A noção referente a centro e periferia vem sendo cada vez mais abolida, mesmo porque o capital, hoje, não tem mais pátria. Do mesmo modo, cai a fronteira entre a arte de vanguarda e a arte tradicional, étnica, popular, regional.
Há tribos indígenas usando o computador em suas aldeias, incorporando a tecnologia eletrônica para preservar suas tradições.
Somos todos parte de pequenos grupos, comunidades, aldeias, contaminados e contaminando outras visões em contextos diferentes, com nossas peculiaridades específicas.
O trabalho desenvolvido no seio de determinada realidade, deve ser definido pelo diálogo profundo com o meio histórico, social, geográfico, econômico e político onde é gerado. Assim, a pertinência das questões levantadas poderá ser colocada em discussão e comparação com outros modos de pensamento e expressão do mundo todo, sem gerar nenhuma crise de compatibilidade, ou precisar abrir mão da identidade própria. É a chamada globalização da cultura. Uma ação local agindo em relação a um contexto global, numa grande rede de conexões.
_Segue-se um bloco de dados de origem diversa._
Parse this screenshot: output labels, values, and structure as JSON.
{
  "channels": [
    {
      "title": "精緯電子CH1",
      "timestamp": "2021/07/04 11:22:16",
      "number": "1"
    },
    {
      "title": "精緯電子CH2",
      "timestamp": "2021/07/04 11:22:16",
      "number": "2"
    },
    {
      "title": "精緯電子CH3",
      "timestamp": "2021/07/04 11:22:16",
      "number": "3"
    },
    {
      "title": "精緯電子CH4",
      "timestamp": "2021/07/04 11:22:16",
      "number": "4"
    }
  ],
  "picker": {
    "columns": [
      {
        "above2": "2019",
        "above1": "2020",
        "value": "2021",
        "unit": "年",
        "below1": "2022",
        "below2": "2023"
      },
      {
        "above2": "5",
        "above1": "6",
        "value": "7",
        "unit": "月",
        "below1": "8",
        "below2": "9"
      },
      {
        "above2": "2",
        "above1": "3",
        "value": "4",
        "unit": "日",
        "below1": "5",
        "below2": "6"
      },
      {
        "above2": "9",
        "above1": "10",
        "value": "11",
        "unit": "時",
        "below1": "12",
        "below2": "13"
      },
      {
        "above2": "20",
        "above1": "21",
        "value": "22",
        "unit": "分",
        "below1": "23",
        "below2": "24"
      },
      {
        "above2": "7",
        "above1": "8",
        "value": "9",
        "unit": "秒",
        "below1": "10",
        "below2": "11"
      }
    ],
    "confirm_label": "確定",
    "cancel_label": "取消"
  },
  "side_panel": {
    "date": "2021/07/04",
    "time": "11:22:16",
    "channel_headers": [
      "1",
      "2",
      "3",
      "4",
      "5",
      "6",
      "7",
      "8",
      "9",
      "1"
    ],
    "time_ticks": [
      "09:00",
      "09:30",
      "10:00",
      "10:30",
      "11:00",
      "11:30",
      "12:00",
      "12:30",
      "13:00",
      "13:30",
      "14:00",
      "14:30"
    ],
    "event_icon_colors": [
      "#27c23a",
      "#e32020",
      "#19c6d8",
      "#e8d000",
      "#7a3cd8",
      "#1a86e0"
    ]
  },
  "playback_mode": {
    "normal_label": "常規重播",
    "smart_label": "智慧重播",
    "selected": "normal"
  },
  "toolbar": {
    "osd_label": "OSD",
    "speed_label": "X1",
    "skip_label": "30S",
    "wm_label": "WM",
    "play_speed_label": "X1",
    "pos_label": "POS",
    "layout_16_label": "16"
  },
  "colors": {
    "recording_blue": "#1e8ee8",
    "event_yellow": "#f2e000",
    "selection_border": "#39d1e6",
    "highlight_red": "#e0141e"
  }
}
Ao contrário do comodismo e da vaidade que infectam as exigências dos que se dão por felizes pela penetração que suas obras conseguem no mercado local, o rigor e a determinação para se construir uma obra consistente está além das expectativas geradas pelo corpo coletivo que sustenta esses artistas. A palavra para designar essa relação é provincianismo. Os artistas se exigem pouco, estudam pouco, se especializam em determinadas técnicas como se fossem operários, digladiam entre si por insegurança de seus próprios trabalhos e deixam de desenvolver uma ação conjunta, por pura vaidade. Estão longe de aceitar a diversidade, tão importante para a disseminação da cultura.
A arte nasce das idéias que somos capazes de desenvolver. E as idéias são geradas pela necessidade da resolução de equações que são vitais à sobrevivência do grupo, da comunidade.
Prêmios, vernissages, convites sociais, não servem de consolo à mente inquieta. A consciência aberta de quem está atento e percebendo o movimento do mundo, está comprometida com seu próprio trabalho como meta e caminho. Não se desvia querendo ser o que não é. Conhece seus limites territoriais.
O resto é fruto de trabalho competente, sensível e honesto. Assim como o humilde lavrador sabe da chuva e do sol no momento de plantar e colher, o verdadeiro artista sabe o desejo de sua terra.
Afinal, como dizia Leonardo da Vinci: Conhece tua aldeia e conhecerás o mundo todo.